While this is common campaign fodder on both sides, there is a larger, simmering issue here.

The Murphy Administration strongly supports harnessing wind power as the nation transitions to clean energy. A Dutch company, Orsted, is now doing survey work and taking soil samples from the ocean floor off the south Jersey coast. The project. which is called – fittingly – Ocean Wind, has offices in Atlantic City.

Many Republicans are philosophically skeptical about moves to clean energy.

Now the skeptics have some real evidence to go with.

About 10 dead whales have washed up on New Jersey-New York beaches in the last two and a half months.

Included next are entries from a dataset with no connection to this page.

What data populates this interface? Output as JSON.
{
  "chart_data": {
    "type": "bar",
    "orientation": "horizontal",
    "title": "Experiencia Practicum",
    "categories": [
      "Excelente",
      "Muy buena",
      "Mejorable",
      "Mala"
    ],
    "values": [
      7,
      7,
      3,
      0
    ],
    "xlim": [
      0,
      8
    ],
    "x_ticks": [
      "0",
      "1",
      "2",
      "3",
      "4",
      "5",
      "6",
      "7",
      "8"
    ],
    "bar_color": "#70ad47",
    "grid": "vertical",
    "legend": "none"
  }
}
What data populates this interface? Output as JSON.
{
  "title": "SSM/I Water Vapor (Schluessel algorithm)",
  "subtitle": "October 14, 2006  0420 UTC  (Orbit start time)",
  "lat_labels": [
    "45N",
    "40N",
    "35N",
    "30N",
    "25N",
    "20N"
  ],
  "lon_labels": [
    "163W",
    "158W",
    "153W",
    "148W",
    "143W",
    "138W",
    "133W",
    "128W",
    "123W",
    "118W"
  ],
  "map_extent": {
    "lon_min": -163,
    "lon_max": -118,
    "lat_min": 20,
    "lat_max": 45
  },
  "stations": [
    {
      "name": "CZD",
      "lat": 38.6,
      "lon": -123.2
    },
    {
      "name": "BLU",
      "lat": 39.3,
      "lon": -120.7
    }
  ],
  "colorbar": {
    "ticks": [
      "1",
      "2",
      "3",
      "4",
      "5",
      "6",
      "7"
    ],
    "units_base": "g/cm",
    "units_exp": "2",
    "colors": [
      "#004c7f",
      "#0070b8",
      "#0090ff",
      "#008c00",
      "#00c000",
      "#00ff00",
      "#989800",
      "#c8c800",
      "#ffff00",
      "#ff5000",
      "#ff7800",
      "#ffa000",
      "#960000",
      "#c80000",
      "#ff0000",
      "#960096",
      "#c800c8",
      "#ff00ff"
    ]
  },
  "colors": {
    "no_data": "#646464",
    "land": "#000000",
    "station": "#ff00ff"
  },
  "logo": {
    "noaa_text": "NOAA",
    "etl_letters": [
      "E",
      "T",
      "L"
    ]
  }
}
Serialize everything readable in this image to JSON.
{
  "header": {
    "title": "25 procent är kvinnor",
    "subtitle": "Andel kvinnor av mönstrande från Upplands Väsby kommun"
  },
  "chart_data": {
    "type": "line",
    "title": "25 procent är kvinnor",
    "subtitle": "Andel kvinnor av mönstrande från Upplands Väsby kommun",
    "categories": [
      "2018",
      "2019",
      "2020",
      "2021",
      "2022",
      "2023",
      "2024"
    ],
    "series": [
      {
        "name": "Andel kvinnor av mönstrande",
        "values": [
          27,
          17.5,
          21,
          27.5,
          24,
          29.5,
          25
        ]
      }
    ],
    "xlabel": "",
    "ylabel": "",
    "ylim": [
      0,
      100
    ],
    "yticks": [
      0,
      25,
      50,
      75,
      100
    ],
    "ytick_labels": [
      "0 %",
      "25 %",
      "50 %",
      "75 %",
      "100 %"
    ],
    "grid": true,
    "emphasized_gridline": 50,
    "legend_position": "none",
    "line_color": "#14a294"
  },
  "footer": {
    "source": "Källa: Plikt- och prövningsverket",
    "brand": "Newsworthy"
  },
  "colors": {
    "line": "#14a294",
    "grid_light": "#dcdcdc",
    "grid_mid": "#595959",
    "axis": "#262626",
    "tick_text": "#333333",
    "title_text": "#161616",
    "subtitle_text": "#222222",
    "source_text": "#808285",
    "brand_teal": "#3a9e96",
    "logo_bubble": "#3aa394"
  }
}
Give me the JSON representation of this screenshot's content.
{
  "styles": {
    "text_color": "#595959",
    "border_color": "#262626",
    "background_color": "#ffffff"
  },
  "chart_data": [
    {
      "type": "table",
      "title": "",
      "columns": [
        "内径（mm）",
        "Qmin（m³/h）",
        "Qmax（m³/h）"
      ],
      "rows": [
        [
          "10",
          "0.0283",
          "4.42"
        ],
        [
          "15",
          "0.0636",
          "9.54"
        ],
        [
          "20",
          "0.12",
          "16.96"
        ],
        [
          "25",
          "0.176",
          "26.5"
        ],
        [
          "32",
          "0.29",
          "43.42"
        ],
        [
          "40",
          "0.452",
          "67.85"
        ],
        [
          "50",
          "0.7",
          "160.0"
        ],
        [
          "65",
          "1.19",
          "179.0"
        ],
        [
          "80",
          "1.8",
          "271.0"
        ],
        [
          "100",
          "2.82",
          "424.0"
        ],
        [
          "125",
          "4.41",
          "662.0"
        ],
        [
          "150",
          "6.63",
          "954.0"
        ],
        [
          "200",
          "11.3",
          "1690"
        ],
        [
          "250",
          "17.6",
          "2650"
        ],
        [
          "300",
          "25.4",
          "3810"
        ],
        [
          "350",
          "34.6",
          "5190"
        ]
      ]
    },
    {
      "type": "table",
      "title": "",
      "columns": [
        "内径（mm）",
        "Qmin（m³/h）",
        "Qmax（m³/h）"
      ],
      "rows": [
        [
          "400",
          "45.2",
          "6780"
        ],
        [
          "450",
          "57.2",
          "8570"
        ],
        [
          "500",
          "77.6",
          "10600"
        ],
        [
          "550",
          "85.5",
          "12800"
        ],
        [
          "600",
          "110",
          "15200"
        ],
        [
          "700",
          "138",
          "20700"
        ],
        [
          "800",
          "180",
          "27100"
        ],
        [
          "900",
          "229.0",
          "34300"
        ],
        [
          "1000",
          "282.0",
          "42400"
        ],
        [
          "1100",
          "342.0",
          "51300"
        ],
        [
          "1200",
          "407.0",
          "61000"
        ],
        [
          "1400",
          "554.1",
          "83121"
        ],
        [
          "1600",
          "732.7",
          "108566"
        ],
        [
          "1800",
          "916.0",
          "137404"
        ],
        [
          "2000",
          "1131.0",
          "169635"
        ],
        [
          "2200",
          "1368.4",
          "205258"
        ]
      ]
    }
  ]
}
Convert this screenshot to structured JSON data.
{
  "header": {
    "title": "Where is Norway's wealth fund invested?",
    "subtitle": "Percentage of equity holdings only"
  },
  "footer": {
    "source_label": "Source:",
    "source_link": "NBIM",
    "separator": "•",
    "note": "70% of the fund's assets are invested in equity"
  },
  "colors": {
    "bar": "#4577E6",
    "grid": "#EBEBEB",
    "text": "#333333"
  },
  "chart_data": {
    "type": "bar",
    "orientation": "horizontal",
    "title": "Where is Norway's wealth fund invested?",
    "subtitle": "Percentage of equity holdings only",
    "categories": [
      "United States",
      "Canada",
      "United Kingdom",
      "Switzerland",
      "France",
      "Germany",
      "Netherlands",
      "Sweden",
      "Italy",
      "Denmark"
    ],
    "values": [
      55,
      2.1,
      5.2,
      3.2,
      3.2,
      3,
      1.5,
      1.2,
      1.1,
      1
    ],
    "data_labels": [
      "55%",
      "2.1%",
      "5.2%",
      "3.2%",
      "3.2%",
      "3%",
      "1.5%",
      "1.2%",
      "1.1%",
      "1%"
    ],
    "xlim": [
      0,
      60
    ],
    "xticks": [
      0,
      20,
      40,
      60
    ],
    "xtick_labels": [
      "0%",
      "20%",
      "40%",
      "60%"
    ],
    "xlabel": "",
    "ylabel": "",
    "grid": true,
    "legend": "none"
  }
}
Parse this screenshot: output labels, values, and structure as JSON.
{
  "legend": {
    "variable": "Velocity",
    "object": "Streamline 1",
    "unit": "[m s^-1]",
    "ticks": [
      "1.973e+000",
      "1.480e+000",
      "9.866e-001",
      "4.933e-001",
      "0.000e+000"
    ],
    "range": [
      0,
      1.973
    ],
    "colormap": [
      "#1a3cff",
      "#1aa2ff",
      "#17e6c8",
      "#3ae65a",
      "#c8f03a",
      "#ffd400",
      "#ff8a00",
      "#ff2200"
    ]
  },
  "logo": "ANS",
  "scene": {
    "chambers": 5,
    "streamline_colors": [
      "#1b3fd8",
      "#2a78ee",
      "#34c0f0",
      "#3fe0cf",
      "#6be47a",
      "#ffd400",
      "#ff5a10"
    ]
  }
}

That has prompted Republicans – Mastrangelo among them – to link the dead whales to the wind project.

“With dead mammals washing up on New Jersey beaches and with a lack of financial details on the state’s offshore wind farm program,  the Ocean First project should be halted until there is legislative oversight of the project,” he says.

One problem with the whale part of the equation is that there is no evidence the wind project is the reason some whales are dying, Keep in mind that no construction has begun.

Benjamin Laws, an official with the NOAA, or National Oceanic and Atmospheric Administration, has told CNN that, “There are no known connections between any of these offshore wind activities and any whale strandings.” Nor has it been proven that sonar equipment used to map the ocean floor could have fatally harmed the whales, he said.

Of course when politics is involved, facts get lost.

Mastrangelo also brought up another problem – finances.

He said the Legislature should explore whether the project is as financially viable as proposed.

Mastrangelo also noted that Goldman Sachs, where Murphy was once a senior executive, is heavily invested in Orsted.

This prompted him to ask, “Is the governor’s overwhelming enthusiasm for this project and his reluctance to acknowledge that there may be problems with the offshore wind construction influenced by his friends at Goldman?”

That may be an understandable quip in the world of politics. However, in fairness, Murphy retired from Goldman Sachs 17 years ago.